Public health strategy must embrace the elements of Promotion, Prevention, Protection and Proof. Education and training is key. Requirement in undergraduate programmes to focus on health not illness is applauded, however, perhaps this programme is attempting to be too ambitious as the medical model may be more easily identified with by 1st level students Also, practice placements are more likely to endorse illness within the NHS.

This requires recognition of community as a specialist branch and the post-basic training should reflect this. Recognition of this specialism will also require investment in preceptorship programmes and scrutiny of the preparation and remuneration of community supervisors.

However, there also may be a need to re-educate established health visitors who may have lost community development skills because of internal market approaches.
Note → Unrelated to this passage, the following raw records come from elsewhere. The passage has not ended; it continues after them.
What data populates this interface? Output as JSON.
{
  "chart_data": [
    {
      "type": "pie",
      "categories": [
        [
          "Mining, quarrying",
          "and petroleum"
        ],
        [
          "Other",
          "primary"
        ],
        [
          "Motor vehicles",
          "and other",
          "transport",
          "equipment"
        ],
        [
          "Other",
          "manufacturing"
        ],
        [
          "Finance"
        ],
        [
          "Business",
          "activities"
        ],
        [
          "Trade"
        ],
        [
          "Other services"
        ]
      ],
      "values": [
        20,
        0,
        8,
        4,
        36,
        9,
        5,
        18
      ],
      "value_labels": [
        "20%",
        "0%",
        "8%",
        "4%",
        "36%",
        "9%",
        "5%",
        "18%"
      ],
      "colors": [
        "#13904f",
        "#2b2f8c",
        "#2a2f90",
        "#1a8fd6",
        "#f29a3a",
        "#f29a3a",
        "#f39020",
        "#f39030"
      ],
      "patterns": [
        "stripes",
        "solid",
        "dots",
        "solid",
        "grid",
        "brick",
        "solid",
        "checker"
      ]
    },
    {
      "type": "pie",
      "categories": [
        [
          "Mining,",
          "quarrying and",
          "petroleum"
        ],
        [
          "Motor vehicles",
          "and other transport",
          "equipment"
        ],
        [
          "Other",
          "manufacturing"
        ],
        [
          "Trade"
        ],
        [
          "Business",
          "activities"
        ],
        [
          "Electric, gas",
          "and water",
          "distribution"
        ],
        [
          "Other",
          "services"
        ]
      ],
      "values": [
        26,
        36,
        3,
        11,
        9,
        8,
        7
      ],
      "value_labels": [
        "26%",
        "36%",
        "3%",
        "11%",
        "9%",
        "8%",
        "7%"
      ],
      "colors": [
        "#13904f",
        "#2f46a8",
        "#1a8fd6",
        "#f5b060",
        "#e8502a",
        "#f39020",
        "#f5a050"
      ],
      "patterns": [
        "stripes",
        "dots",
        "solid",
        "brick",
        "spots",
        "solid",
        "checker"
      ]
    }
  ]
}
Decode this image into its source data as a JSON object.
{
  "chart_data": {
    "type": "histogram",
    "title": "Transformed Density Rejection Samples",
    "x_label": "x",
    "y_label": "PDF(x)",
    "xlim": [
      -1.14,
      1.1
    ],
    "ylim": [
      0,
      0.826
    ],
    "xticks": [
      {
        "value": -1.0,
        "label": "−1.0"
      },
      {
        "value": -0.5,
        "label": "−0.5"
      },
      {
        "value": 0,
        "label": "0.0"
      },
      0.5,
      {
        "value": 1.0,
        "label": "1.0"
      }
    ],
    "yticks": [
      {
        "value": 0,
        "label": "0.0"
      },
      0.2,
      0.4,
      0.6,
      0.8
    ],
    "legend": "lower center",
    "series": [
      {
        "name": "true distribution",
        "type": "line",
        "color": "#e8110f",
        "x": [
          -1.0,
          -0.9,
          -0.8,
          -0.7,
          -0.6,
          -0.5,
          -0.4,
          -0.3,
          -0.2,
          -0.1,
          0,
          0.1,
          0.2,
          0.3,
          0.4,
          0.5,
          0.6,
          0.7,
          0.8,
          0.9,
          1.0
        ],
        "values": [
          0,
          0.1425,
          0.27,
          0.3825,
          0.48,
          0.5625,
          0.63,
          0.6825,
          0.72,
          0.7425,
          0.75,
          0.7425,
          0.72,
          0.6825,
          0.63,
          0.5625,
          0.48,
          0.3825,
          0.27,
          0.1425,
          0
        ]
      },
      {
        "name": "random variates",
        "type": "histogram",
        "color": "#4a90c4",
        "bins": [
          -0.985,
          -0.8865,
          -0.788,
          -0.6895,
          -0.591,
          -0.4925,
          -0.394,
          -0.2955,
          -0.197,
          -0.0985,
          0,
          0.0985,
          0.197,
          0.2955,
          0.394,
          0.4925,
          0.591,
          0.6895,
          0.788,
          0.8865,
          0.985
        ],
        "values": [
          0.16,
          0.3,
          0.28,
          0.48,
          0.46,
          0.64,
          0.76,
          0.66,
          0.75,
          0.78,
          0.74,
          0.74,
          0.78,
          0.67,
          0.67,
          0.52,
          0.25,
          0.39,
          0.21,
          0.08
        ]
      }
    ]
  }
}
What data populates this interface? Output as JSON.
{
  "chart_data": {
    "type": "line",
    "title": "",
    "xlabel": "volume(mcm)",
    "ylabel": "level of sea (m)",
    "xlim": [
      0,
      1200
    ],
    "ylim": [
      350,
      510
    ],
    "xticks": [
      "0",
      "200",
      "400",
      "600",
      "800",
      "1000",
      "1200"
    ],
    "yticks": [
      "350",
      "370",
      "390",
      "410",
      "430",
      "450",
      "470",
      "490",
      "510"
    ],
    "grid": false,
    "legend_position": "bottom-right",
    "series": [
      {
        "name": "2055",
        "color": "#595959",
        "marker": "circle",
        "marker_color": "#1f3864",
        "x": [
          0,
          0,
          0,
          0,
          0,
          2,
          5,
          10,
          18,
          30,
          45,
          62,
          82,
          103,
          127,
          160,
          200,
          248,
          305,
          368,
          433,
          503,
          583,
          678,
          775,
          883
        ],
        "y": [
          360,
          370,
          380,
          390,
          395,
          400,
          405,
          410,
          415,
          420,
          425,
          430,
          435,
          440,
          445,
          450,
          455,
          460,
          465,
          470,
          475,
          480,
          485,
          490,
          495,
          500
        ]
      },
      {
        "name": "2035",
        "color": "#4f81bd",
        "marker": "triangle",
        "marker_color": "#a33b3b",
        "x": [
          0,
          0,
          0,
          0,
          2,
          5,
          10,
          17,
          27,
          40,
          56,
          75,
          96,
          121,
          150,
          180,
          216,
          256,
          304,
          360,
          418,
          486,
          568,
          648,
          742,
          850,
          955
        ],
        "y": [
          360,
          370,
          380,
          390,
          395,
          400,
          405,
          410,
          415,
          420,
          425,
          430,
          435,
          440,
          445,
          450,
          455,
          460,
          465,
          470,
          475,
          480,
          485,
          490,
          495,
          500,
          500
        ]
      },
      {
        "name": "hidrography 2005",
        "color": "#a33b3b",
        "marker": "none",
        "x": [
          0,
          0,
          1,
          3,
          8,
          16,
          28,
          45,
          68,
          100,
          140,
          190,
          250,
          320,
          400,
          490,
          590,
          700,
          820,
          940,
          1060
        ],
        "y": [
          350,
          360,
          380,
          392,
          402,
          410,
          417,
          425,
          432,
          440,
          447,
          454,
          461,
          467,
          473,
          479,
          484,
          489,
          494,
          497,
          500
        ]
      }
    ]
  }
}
Leadership programmes are lacking, where practitioners may learn management skills including negotiation, facilitation, managing change, corporate language. Consideration should be given to incremental levels of learning perhaps through open learning programmes or day release, which would be potentially accessible to the entire workforce. Techniques, e.g. Business Process Mapping should be rolled out throughout all levels of staff, in an attempt to encourage critical review of operational activity at all levels.

Shadowing opportunities for community practitioners to follow the work of public health departments, or secondments into other working areas, e.g. community development

There is also a need to give devolved decision making powers as part of an autonomous process, to make some decisions at a ‘lower’ level in the hierarchy, so that the service is more responsive and to develop practitioner skills.